Agency is a wonderful and strange thing. I mean the capacity to choose, to decide, and to act, on your own behalf or for the benefit of someone else; the feeling that you have some degree of control over your life, your work, your circumstances, your reactions; the feeling that you can think for yourself and speak your mind. It’s a big deal, and it’s something that we all need to pursue, and also help others to pursue it for themselves. To be given agency, oh what a precious gift! To take the plunge or not to take the plunge? You choose.
Some choices are banal: today I’m wearing this shirt, not that other one. (But let it be said that what’s banal for me isn’t necessary banal for someone else; there are people for whom choosing the daily shirt is a terror.) I’m having coffee now, and I’ll have tea later. I’m not going to the movies tonight. In any given week I’ll say yes or no to a thousand things, and this is a manifestation of my agency.
Other choices are less banal. (But let it be said . . . you know, people are different from one another.) A job opening; do I apply for it? The consequences of applying or not applying are bigger than the consequences of wearing a red shirt rather than a blue one; the consequences of being accepted or rejected by the new employer are bigger than coffee and tea. I might dither for days, weeks, months, years, or decades regarding some of my more important choices. Agency, as so much else in life, isn’t always straightforward. If you “accept to dither,” the very acceptance is proof that you have agency.
Warning! It’ll look as if I’m suddenly changing the subject!

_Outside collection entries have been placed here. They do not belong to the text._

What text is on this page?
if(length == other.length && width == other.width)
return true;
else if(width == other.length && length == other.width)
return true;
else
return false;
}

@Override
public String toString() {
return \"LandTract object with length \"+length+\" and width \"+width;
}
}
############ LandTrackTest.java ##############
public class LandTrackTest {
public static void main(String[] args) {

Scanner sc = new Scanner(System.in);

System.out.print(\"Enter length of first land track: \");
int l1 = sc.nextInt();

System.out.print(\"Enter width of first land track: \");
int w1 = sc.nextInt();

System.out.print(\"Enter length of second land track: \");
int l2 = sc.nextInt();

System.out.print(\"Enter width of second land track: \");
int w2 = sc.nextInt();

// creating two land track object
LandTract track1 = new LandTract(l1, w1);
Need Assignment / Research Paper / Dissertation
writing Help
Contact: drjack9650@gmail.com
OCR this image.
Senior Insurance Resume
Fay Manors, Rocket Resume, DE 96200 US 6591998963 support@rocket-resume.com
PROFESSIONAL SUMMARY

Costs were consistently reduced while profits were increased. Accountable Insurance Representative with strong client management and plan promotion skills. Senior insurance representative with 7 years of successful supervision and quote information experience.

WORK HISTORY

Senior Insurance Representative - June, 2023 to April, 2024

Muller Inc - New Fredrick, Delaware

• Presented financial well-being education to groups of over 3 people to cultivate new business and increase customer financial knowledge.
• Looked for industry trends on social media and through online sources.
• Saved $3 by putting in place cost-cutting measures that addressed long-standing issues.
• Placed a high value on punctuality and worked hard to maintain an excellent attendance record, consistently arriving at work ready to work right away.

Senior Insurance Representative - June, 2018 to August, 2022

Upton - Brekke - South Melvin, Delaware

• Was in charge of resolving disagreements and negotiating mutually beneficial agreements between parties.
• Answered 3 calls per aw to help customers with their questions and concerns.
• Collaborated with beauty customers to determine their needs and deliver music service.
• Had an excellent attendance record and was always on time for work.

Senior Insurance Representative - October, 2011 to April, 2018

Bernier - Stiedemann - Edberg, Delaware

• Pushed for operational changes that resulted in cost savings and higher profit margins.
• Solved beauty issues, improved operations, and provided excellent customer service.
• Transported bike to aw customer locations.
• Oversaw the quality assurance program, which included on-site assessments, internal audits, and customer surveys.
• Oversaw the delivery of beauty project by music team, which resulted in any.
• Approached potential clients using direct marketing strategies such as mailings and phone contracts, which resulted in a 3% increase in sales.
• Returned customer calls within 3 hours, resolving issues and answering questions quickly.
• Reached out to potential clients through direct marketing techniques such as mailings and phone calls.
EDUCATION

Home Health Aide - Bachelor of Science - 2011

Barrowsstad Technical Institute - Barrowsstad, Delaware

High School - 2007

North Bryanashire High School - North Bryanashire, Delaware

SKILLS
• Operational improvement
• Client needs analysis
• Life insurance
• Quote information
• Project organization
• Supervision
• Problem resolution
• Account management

The other day I went to see a retrospective of Mark Rothko’s work at the Fondation Louis Vuitton here in Paris. There were about 120 paintings, covering the entirety of his long and fruitful career. It doesn’t matter if you aren’t familiar with his work, or if you are indifferent to it, or if you love it or hate it. The main thing here is my theory or hypothesis that Rothko, while expressing his agency moment by moment and day by day, was also grabbed by powerful, invisible forces that “made him do things,” that forced him to change and grow, that imposed a sort of forward motion to his life, that “didn’t give him a choice.”
Simplifying it, he started his creative path by painting figurative scenes, people at the subway in New York City, landscapes. Then came war and strife, and the artist in Rothko felt that it was urgent and necessary to present, in his art, something more urgent and more healing than the subway scenes. Rothko was drawn to Surrealism and its involvement with symbols, and figuration became transformed into a sort of more or less mythical storytelling. But over the years the details of the attempted mythical storytelling lost importance, and Rothko felt (or “was made to feel”) that he and his paintings must, must pass through a sort of portal and enter another realm: the territory of the eternal and universal, of the mysterious, of the overwhelming, of the pure and strong and inexplicable. Squares and rectangles of color, subtly interacting one with the other in vast canvasses “without people,” without subway stations, without symbols, without detailed storytelling, but allowing you to tell the most incredible stories to your own deepest self. As I said, it doesn’t matter if you don’t know Rothko or don’t like him; I’m just saying that Rothko was absolutely compelled to pass through the portal.
This is the paradox of agency: I have choice and I have no choice; I think I want to pursue plan A, but plan B has stopped me on my tracks and took over my life; I don’t understand where this impulse comes from, but I have to obey it.
These days the cliché says that you must “find your passion” and make it the defining trait of your life and your work, and you also must keeping saying out loud, very loud, and to everyone, what you’re passionate about. I think a bit differently. You don’t find the passion; the passion will find you, and you’ll submit to it willingly or unwillingly. You’ll have to let go of your misapprehensions and misunderstandings regarding who you are and what you have to do. You’ll have to abandon and to give up many things, some of which are very dear to you. It’s a loss; and yet, surrendering is the ultimate victory.